# Theraband Black Tubes



## SHD (Dec 31, 2014)

So after much consideration, I decided not to build my first slingshot, but rather to order one from Hays. Should be here in a month or so. Awesome.

Then I am in the city yesterday going through the surplus/discount section of a store (everyone needs a hobby) and I come across some Theraband Black tubing for $5. So now I'm at home with 6' or so of theraband black tubing. Figured I'd build a slingshot because .. why not?

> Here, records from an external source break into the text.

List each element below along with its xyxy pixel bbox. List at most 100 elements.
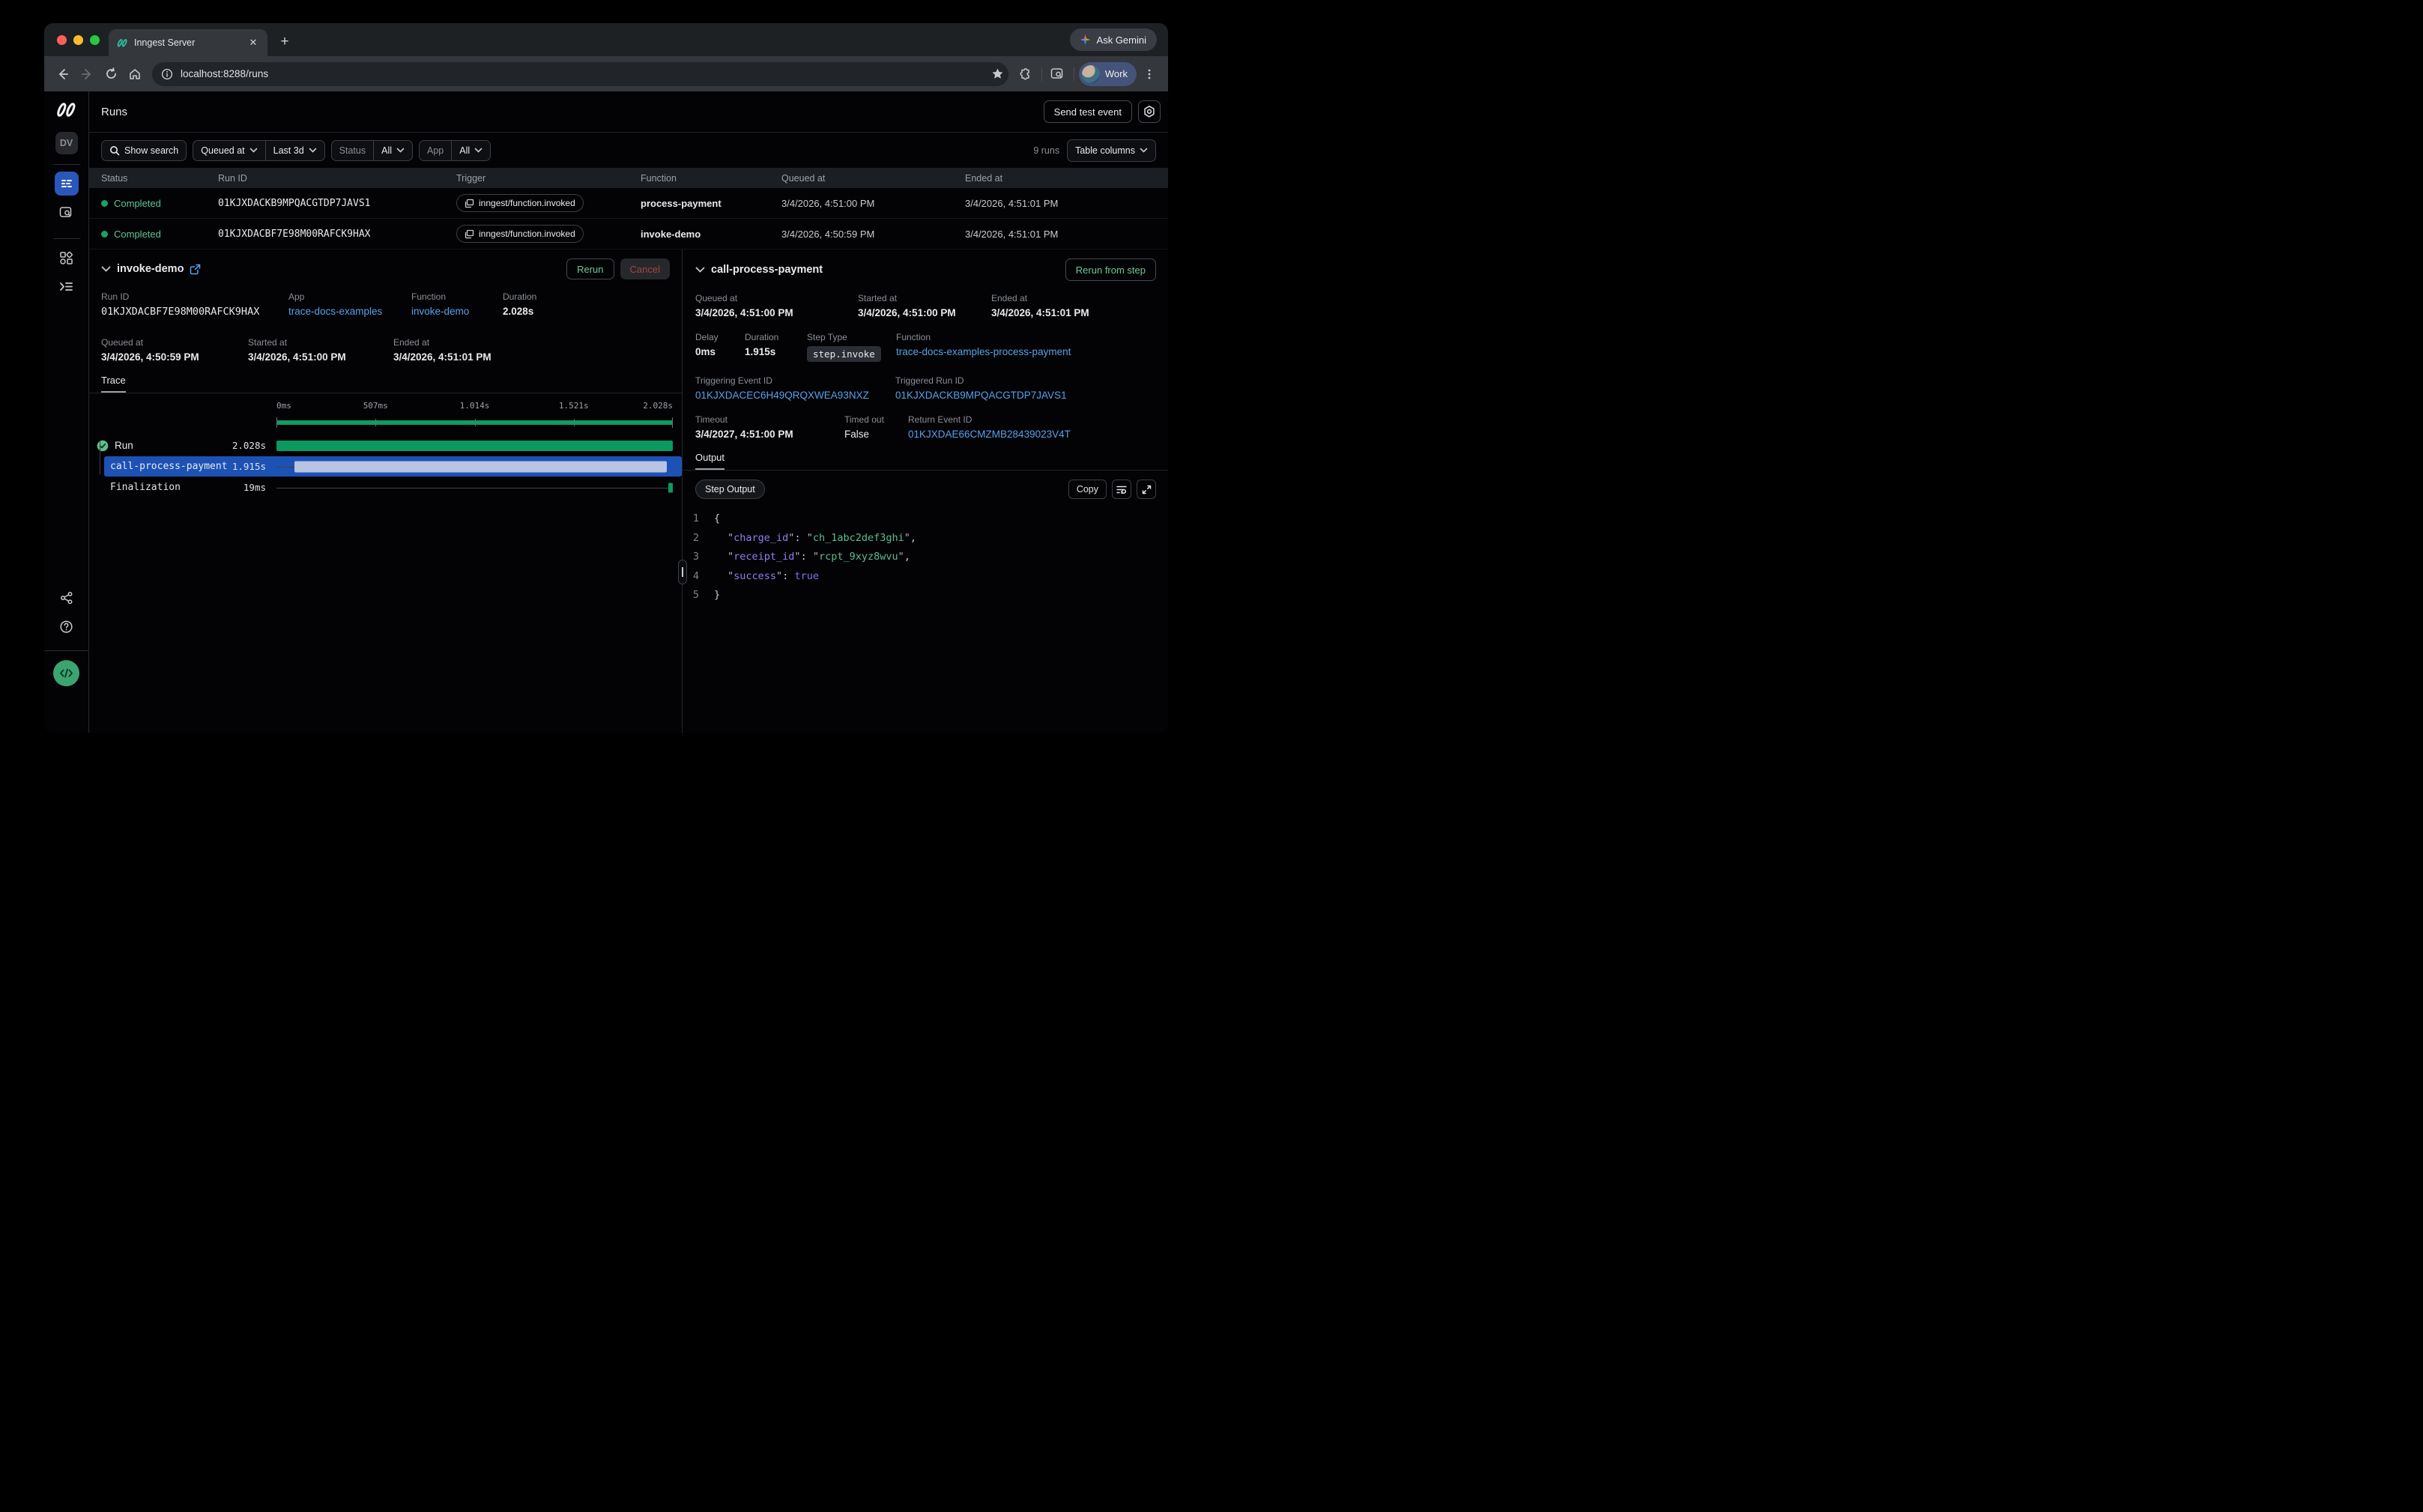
triggering-event-id-link[interactable]: 01KJXDACEC6H49QRQXWEA93NXZ	[695, 390, 895, 401]
status-badge: Completed	[114, 198, 161, 209]
back-button[interactable]	[52, 63, 74, 85]
word-wrap-icon[interactable]	[1112, 480, 1131, 499]
app-filter-chip: App All	[419, 140, 491, 161]
inngest-logo[interactable]	[55, 100, 78, 119]
share-icon[interactable]	[55, 586, 79, 610]
show-search-label: Show search	[124, 145, 178, 156]
bookmark-star-icon[interactable]	[991, 67, 1004, 80]
status-filter-value: All	[381, 145, 392, 156]
function-label: Function	[896, 332, 1156, 342]
ask-gemini-button[interactable]: Ask Gemini	[1070, 28, 1157, 51]
function-name: invoke-demo	[641, 229, 781, 240]
maximize-window-button[interactable]	[90, 35, 100, 45]
browser-tab[interactable]: Inngest Server ✕	[109, 29, 267, 56]
queued-at-value: 3/4/2026, 4:51:00 PM	[695, 307, 858, 318]
close-window-button[interactable]	[57, 35, 67, 45]
runs-count: 9 runs	[1033, 145, 1059, 156]
trace-minimap[interactable]	[276, 417, 673, 429]
queued-at: 3/4/2026, 4:50:59 PM	[781, 229, 965, 240]
url-bar[interactable]: localhost:8288/runs	[152, 62, 1008, 86]
extensions-icon[interactable]	[1014, 63, 1037, 85]
finalization-span-bar[interactable]	[668, 483, 673, 492]
expand-icon[interactable]	[1137, 480, 1156, 499]
code-line: 5 }	[683, 586, 1168, 605]
event-icon	[465, 199, 474, 208]
return-event-id-label: Return Event ID	[908, 414, 1156, 425]
profile-avatar	[1082, 65, 1100, 83]
line-number: 4	[683, 567, 714, 587]
external-link-icon[interactable]	[190, 264, 201, 275]
table-row[interactable]: Completed 01KJXDACKB9MPQACGTDP7JAVS1 inn…	[89, 188, 1168, 219]
trigger-pill[interactable]: inngest/function.invoked	[456, 225, 584, 243]
tab-trace[interactable]: Trace	[101, 375, 126, 393]
panel-resize-handle[interactable]	[678, 560, 687, 584]
timeout-value: 3/4/2027, 4:51:00 PM	[695, 429, 844, 440]
home-button[interactable]	[124, 63, 146, 85]
collapse-chevron-icon[interactable]	[695, 267, 705, 273]
axis-tick: 0ms	[276, 401, 291, 411]
return-event-id-link[interactable]: 01KJXDAE66CMZMB28439023V4T	[908, 429, 1156, 440]
show-search-button[interactable]: Show search	[101, 140, 187, 161]
send-test-event-button[interactable]: Send test event	[1044, 100, 1132, 123]
time-field-dropdown[interactable]: Queued at	[193, 141, 264, 160]
reload-button[interactable]	[100, 63, 122, 85]
browser-menu-icon[interactable]	[1138, 63, 1161, 85]
copy-button[interactable]: Copy	[1068, 480, 1107, 499]
collapse-chevron-icon[interactable]	[101, 266, 111, 273]
ask-gemini-label: Ask Gemini	[1097, 34, 1146, 46]
trace-axis: 0ms 507ms 1.014s 1.521s 2.028s	[276, 401, 673, 414]
rerun-button[interactable]: Rerun	[566, 258, 614, 279]
run-span-bar[interactable]	[276, 441, 673, 451]
cancel-button[interactable]: Cancel	[620, 258, 670, 279]
trace-span-finalization[interactable]: Finalization 19ms	[89, 477, 682, 498]
help-icon[interactable]	[55, 614, 79, 638]
table-columns-label: Table columns	[1075, 145, 1135, 156]
status-filter-dropdown[interactable]: All	[374, 141, 412, 160]
tab-close-icon[interactable]: ✕	[246, 36, 260, 49]
step-span-bar[interactable]	[294, 461, 666, 472]
table-columns-dropdown[interactable]: Table columns	[1067, 139, 1156, 162]
timed-out-label: Timed out	[844, 414, 908, 425]
app-link[interactable]: trace-docs-examples	[288, 306, 411, 317]
url-text[interactable]: localhost:8288/runs	[181, 68, 984, 79]
code-line: 1 {	[683, 509, 1168, 529]
ended-at: 3/4/2026, 4:51:01 PM	[965, 198, 1168, 209]
sidebar-item-functions[interactable]	[55, 274, 79, 298]
queued-at-value: 3/4/2026, 4:50:59 PM	[101, 351, 248, 363]
dev-code-button[interactable]	[53, 660, 79, 686]
col-queued-at: Queued at	[781, 173, 965, 184]
settings-gear-icon[interactable]	[1138, 100, 1161, 123]
sidebar-footer	[44, 650, 88, 733]
step-output-pill[interactable]: Step Output	[695, 480, 765, 499]
timed-out-value: False	[844, 429, 908, 440]
new-tab-button[interactable]: +	[275, 34, 294, 50]
function-link[interactable]: trace-docs-examples-process-payment	[896, 346, 1156, 357]
sidebar-item-events[interactable]	[55, 200, 79, 224]
time-range-dropdown[interactable]: Last 3d	[266, 141, 324, 160]
chevron-down-icon	[474, 148, 483, 153]
app-badge[interactable]: DV	[55, 132, 78, 154]
minimize-window-button[interactable]	[73, 35, 83, 45]
sidebar-item-apps[interactable]	[55, 246, 79, 270]
site-info-icon[interactable]	[161, 68, 173, 80]
function-link[interactable]: invoke-demo	[411, 306, 503, 317]
trigger-pill[interactable]: inngest/function.invoked	[456, 194, 584, 212]
run-detail-panel: invoke-demo Rerun Cancel Run ID 01KJXDAC…	[89, 250, 683, 733]
triggered-run-id-link[interactable]: 01KJXDACKB9MPQACGTDP7JAVS1	[895, 390, 1156, 401]
table-row[interactable]: Completed 01KJXDACBF7E98M00RAFCK9HAX inn…	[89, 219, 1168, 250]
tab-output[interactable]: Output	[695, 452, 725, 470]
duration-label: Duration	[745, 332, 807, 342]
trace-span-call-process-payment[interactable]: call-process-payment 1.915s	[89, 456, 682, 477]
run-title: invoke-demo	[117, 263, 184, 275]
function-name: process-payment	[641, 198, 781, 209]
rerun-from-step-button[interactable]: Rerun from step	[1065, 258, 1156, 281]
span-name: call-process-payment	[110, 461, 232, 472]
sidebar-item-runs[interactable]	[55, 172, 79, 196]
tab-search-icon[interactable]	[1047, 63, 1069, 85]
trace-span-run[interactable]: Run 2.028s	[89, 435, 682, 456]
app-filter-dropdown[interactable]: All	[452, 141, 490, 160]
app-filter-value: All	[459, 145, 470, 156]
profile-chip[interactable]: Work	[1079, 62, 1137, 86]
status-filter-chip: Status All	[331, 140, 413, 161]
forward-button[interactable]	[76, 63, 98, 85]
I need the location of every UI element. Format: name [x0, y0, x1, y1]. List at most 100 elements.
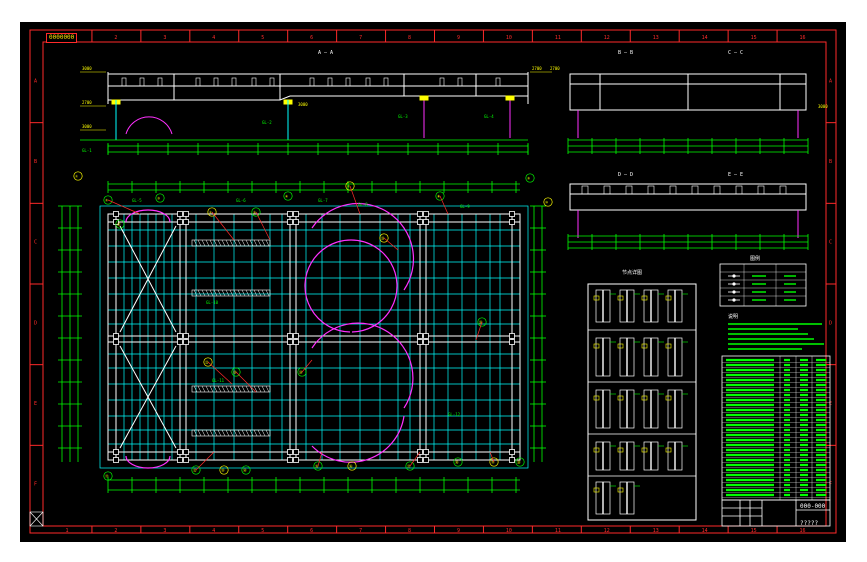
column-node: [113, 339, 119, 345]
border-column-label: 8: [408, 528, 411, 534]
border-column-label: 5: [261, 35, 264, 41]
border-row-label: A: [34, 78, 37, 84]
column-node: [177, 339, 183, 345]
border-column-label: 15: [751, 528, 757, 534]
column-node: [113, 449, 119, 455]
member-tag: GL-10: [206, 300, 219, 305]
view-title-bb: B — B: [618, 50, 633, 56]
border-row-label: B: [34, 159, 37, 165]
member-tag: GL-11: [212, 378, 225, 383]
callout-number: ㉑: [117, 222, 121, 227]
border-column-label: 16: [800, 528, 806, 534]
column-node: [293, 211, 299, 217]
notes-title: 说明: [728, 313, 738, 320]
elev-tag: 3000: [82, 66, 92, 71]
elev-tag: 2700: [532, 66, 542, 71]
border-row-label: D: [34, 320, 37, 326]
border-column-label: 11: [555, 528, 561, 534]
border-row-label: C: [829, 240, 832, 246]
column-node: [113, 211, 119, 217]
view-title-main-elevation: A — A: [318, 50, 333, 56]
column-node: [417, 339, 423, 345]
column-node: [177, 211, 183, 217]
border-column-label: 9: [457, 35, 460, 41]
elev-tag: 3000: [82, 124, 92, 129]
column-node: [423, 457, 429, 463]
elev-tag: 2700: [550, 66, 560, 71]
column-node: [287, 339, 293, 345]
callout-number: ⑱: [455, 460, 459, 465]
view-title-ee: E — E: [728, 172, 743, 178]
column-node: [177, 457, 183, 463]
column-node: [183, 457, 189, 463]
column-node: [287, 449, 293, 455]
column-node: [417, 211, 423, 217]
column-node: [293, 219, 299, 225]
legend-title: 图例: [750, 255, 760, 262]
view-title-cc: C — C: [728, 50, 743, 56]
border-column-label: 2: [114, 528, 117, 534]
column-node: [113, 333, 119, 339]
column-node: [113, 457, 119, 463]
column-node: [293, 339, 299, 345]
column-node: [509, 219, 515, 225]
border-column-label: 15: [751, 35, 757, 41]
border-column-label: 6: [310, 528, 313, 534]
member-tag: GL-5: [132, 198, 142, 203]
column-node: [183, 211, 189, 217]
drawing-stamp: 0000000: [46, 33, 78, 43]
border-column-label: 9: [457, 528, 460, 534]
column-node: [417, 219, 423, 225]
column-node: [177, 219, 183, 225]
column-node: [183, 339, 189, 345]
column-node: [423, 333, 429, 339]
cad-drawing-sheet: 1122334455667788991010111112121313141415…: [0, 0, 867, 562]
column-node: [509, 449, 515, 455]
column-node: [183, 333, 189, 339]
column-node: [509, 333, 515, 339]
elev-tag: 2700: [82, 100, 92, 105]
column-node: [423, 211, 429, 217]
member-tag: GL-1: [82, 148, 92, 153]
column-node: [509, 211, 515, 217]
column-node: [287, 219, 293, 225]
border-row-label: A: [829, 78, 832, 84]
member-tag: GL-2: [262, 120, 272, 125]
details-title: 节点详图: [622, 269, 642, 276]
column-node: [183, 449, 189, 455]
border-column-label: 11: [555, 35, 561, 41]
legend-symbol-node: [732, 274, 736, 278]
column-node: [287, 457, 293, 463]
border-row-label: F: [34, 482, 37, 488]
column-node: [287, 333, 293, 339]
callout-number: ⑪: [105, 474, 109, 479]
column-node: [183, 219, 189, 225]
border-column-label: 4: [212, 35, 215, 41]
title-block-drawing-code: 000-000: [800, 503, 826, 510]
border-column-label: 3: [163, 528, 166, 534]
column-node: [423, 219, 429, 225]
member-tag: GL-7: [318, 198, 328, 203]
callout-number: ⑬: [221, 468, 225, 473]
column-node: [293, 457, 299, 463]
border-column-label: 12: [604, 35, 610, 41]
column-node: [509, 457, 515, 463]
border-column-label: 14: [702, 35, 708, 41]
column-node: [177, 333, 183, 339]
border-row-label: B: [829, 159, 832, 165]
border-column-label: 4: [212, 528, 215, 534]
border-column-label: 3: [163, 35, 166, 41]
border-row-label: E: [34, 401, 37, 407]
column-node: [509, 339, 515, 345]
border-column-label: 1: [65, 528, 68, 534]
border-column-label: 14: [702, 528, 708, 534]
callout-number: ⑭: [243, 468, 247, 473]
border-column-label: 13: [653, 528, 659, 534]
elev-tag: 3000: [298, 102, 308, 107]
border-column-label: 7: [359, 35, 362, 41]
border-column-label: 10: [506, 35, 512, 41]
border-column-label: 16: [800, 35, 806, 41]
member-tag: GL-3: [398, 114, 408, 119]
border-column-label: 12: [604, 528, 610, 534]
border-column-label: 8: [408, 35, 411, 41]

As I understand it, this is a fairly heavy band set. I was hoping people could suggest an ammo weight, tube length and attachment spacing for a beginner (albeit with archery experience) looking to build using this tubing. I am a decent woodworker and have some good ply and all the tools necessary to do a cutout. Or I could go with a natural. Suggestions welcome.

Cheers,
Dave


----------



## Emitto (Sep 11, 2013)

Welcome to the forum mate,

Billiard balls maybe? Lol, Just kidding mate, To be honest i wouldn't suggest using this tubing for a beginner slingshot. Its really heavy draw and not suitable for plinking.

You wanna be able to shoot for long periods of time at first to get your form. If you used TTB tubing you will get really tired. Will be like learning how to shoot a traditional bow, with a 60lb bow.

I would suggest ligher tubing to start off, like maybe some 2040? I hope this helps a bit, feel free to ask.

Cheers.


----------



## SHD (Dec 31, 2014)

Makes sense. I actually learned archery (barring the day you do archery with the tiny bows at camp as a kid) with a way-too-heavy recurve. It was good for strength, I'm sure, but meant having to go back later and unlearn some bad habits. I'll see if I can't pick up some lighter tubes to start .. but knowing I have the TB Black, I think I'll definitely go ahead and build myself a tube shooter. It looks to be a promising bandset once I'm on my game.

Cheers,

Dave


----------



## Henry the Hermit (Jun 2, 2010)

TBB is way too heavy and slow for slingshots, but if you insist make sure the frame is up to the job. We wouldn't want to see you with a broken fork in your eye, so no solid board cuts. You'll be facing about 70 pounds pull, which may sound doable for an archer, but most slingshooters will tell you that 10 - 15 pounds is more than enough for most uses. Good luck.


----------



## Dayhiker (Mar 13, 2010)

Henry in Panama said:


> TBB is way too heavy and slow for slingshots, but if you insist make sure the frame is up to the job. We wouldn't want to see you with a broken fork in your eye, so no solid board cuts. You'll be facing about 70 pounds pull, which may sound doable for an archer, but most slingshooters will tell you that 10 - 15 pounds is more than enough for most uses. Good luck.


Yep. That stuff is only good for underwater spear guns (besides what it was designed for).


----------



## SHD (Dec 31, 2014)

Well since I haven't gotten around to building anything for a couple weeks, I'm not going to bother with a tube shooter. Now the black tubing is starting to look like .. slingbow, maybe? I like the idea of a spear gun, actually. Something to worry about once I have a bit more off of my to do list.

Cheers,
Dave


----------



## Henry the Hermit (Jun 2, 2010)

What I would suggest for a first project is to buy some ready made band sets from one of our Vendors, then go out in the woods and cut a natural fork. It's a great way to get started.


----------